1.2 Multimedia – Graphics & Sound

Graphics

Graphics turn binary data into vibrant visuals. Two main approaches are used: bitmaps and vectors.

Bitmap Images

A bitmap image is a grid of pixels, each with its own color. The level of detail and color depends on resolution and color depth.

  • Storage Method: Sequentially store color codes for each pixel.
  • Pixel: The smallest unit of an image. More pixels mean higher resolution.
  • Colour Depth: The number of bits per pixel. More bits = more colors, enhancing image quality.

File Header (Bitmap)

  • Identifies the file type (e.g., BMP).
  • Specifies dimensions (width & height in pixels).
  • Indicates compression type (if any).
  • Shows color depth (e.g., 24-bit = True Color).
  • Offset to where the pixel data begins in the file.

Calculating Bitmap File Size

Approximate file size = (width × height × bits per pixel) ÷ 8 + header size.

Effects of Changing Image Settings

Increasing resolution or color depth improves quality but increases file size. Reducing them saves space but may lower image quality.

Vector Graphics

Vector images use mathematical descriptions to draw shapes and lines:

  • Property: Contains data about shapes (coordinates, line thickness, fill color) defining how the object looks.
  • Drawing List: Stores all objects and their properties, acting like a set of instructions to redraw the image at any size without losing quality.

Vectors are ideal for logos, icons, and diagrams that must scale to different sizes.

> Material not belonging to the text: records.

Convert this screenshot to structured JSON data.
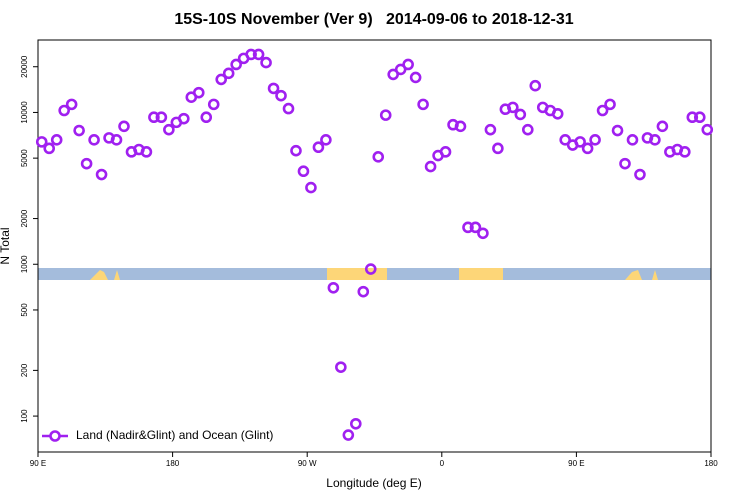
{
  "chart_data": {
    "type": "scatter",
    "title": "15S-10S November (Ver 9)   2014-09-06 to 2018-12-31",
    "x_label": "Longitude (deg E)",
    "y_label": "N Total",
    "x": [
      92.5,
      97.5,
      102.5,
      107.5,
      112.5,
      117.5,
      122.5,
      127.5,
      132.5,
      137.5,
      142.5,
      147.5,
      152.5,
      157.5,
      162.5,
      167.5,
      172.5,
      177.5,
      182.5,
      187.5,
      192.5,
      197.5,
      202.5,
      207.5,
      212.5,
      217.5,
      222.5,
      227.5,
      232.5,
      237.5,
      242.5,
      247.5,
      252.5,
      257.5,
      262.5,
      267.5,
      272.5,
      277.5,
      282.5,
      287.5,
      292.5,
      297.5,
      302.5,
      307.5,
      312.5,
      317.5,
      322.5,
      327.5,
      332.5,
      337.5,
      342.5,
      347.5,
      352.5,
      357.5,
      362.5,
      367.5,
      372.5,
      377.5,
      382.5,
      387.5,
      392.5,
      397.5,
      402.5,
      407.5,
      412.5,
      417.5,
      422.5,
      427.5,
      432.5,
      437.5,
      442.5,
      447.5,
      452.5,
      457.5,
      462.5,
      467.5,
      472.5,
      477.5,
      482.5,
      487.5,
      492.5,
      497.5,
      502.5,
      507.5,
      512.5,
      517.5,
      522.5,
      527.5,
      532.5,
      537.5
    ],
    "series": [
      {
        "name": "Land (Nadir&Glint) and Ocean (Glint)",
        "color": "#a020f0",
        "values": [
          6400,
          5800,
          6600,
          10300,
          11300,
          7600,
          4600,
          6600,
          3900,
          6800,
          6600,
          8100,
          5500,
          5700,
          5500,
          9300,
          9300,
          7700,
          8600,
          9100,
          12600,
          13500,
          9300,
          11300,
          16500,
          18100,
          20700,
          22700,
          24100,
          24100,
          21300,
          14400,
          12900,
          10600,
          5600,
          4100,
          3200,
          5900,
          6600,
          700,
          210,
          75,
          89,
          660,
          930,
          5100,
          9600,
          17800,
          19200,
          20700,
          17000,
          11300,
          4400,
          5200,
          5500,
          8300,
          8100,
          1750,
          1750,
          1600,
          7700,
          5800,
          10500,
          10800,
          9700,
          7700,
          15000,
          10800,
          10300,
          9800,
          6600,
          6100,
          6400,
          5800,
          6600,
          10300,
          11300,
          7600,
          4600,
          6600,
          3900,
          6800,
          6600,
          8100,
          5500,
          5700,
          5500,
          9300,
          9300,
          7700
        ]
      }
    ],
    "xlim": [
      90,
      540
    ],
    "xticks": [
      {
        "value": 90,
        "label": "90 E"
      },
      180,
      {
        "value": 270,
        "label": "90 W"
      },
      {
        "value": 360,
        "label": "0"
      },
      {
        "value": 450,
        "label": "90 E"
      },
      {
        "value": 540,
        "label": "180"
      }
    ],
    "ylim": [
      58,
      30000
    ],
    "yticks": [
      100,
      200,
      500,
      1000,
      2000,
      5000,
      10000,
      20000
    ],
    "log_y": true,
    "legend": "bottomleft"
  }
}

Choosing Bitmap vs. Vector

Use bitmaps for complex, photo-realistic images and vectors for images that must be resized frequently without losing clarity (like company logos).

Sound

Sound waves are analog, but computers store them as digital data:

  • Sampling: Taking regular measurements of the sound wave’s amplitude over time.
  • Sampling Rate: Number of samples per second (Hz). Higher rates capture more detail but use more storage.
  • Sampling Resolution (Bit Depth): Number of bits per sample. More bits = more precise volume levels, larger file size.

Adjusting sampling rate or resolution balances audio quality with file size. For speech, lower settings might be acceptable; for music, higher quality is often preferred.

1.3 Compression

Compression makes files smaller, speeding up transfers and saving storage. It’s essential for web media, streaming services, and cloud storage.

Lossy Compression

Definition: Permanently removes some data to achieve smaller file sizes. Typically used for images, audio, and video where slight quality loss is acceptable.

Benefits:

  • Significantly smaller file sizes compared to original or lossless methods.
  • Faster upload/download times, crucial for web content delivery.
  • Reduced bandwidth usage, beneficial in limited data environments.
  • Ideal for streaming media platforms and online galleries.

Lossless Compression

Definition: Compresses data without any loss of the original information. Perfect for text, code, and any scenario where accuracy is paramount.

A common technique is Run-Length Encoding (RLE):

  • Identifies consecutive repeating elements (e.g., pixels of the same color or repeated characters).
  • Stores the value once and the count of how many times it repeats rather than storing each instance.

Advantages: The original data is perfectly restorable. Ideal for financial records, legal documents, or any data where accuracy matters.

In practice, formats like ZIP or PNG (for images) use lossless techniques. JPEG (for images) and MP3 (for audio) typically use lossy methods.

Practice Questions

Convert the binary number 1011₂ to decimal.

Which form of compression can be reversed perfectly to get back the original file?

What is the smallest element of a bitmap image?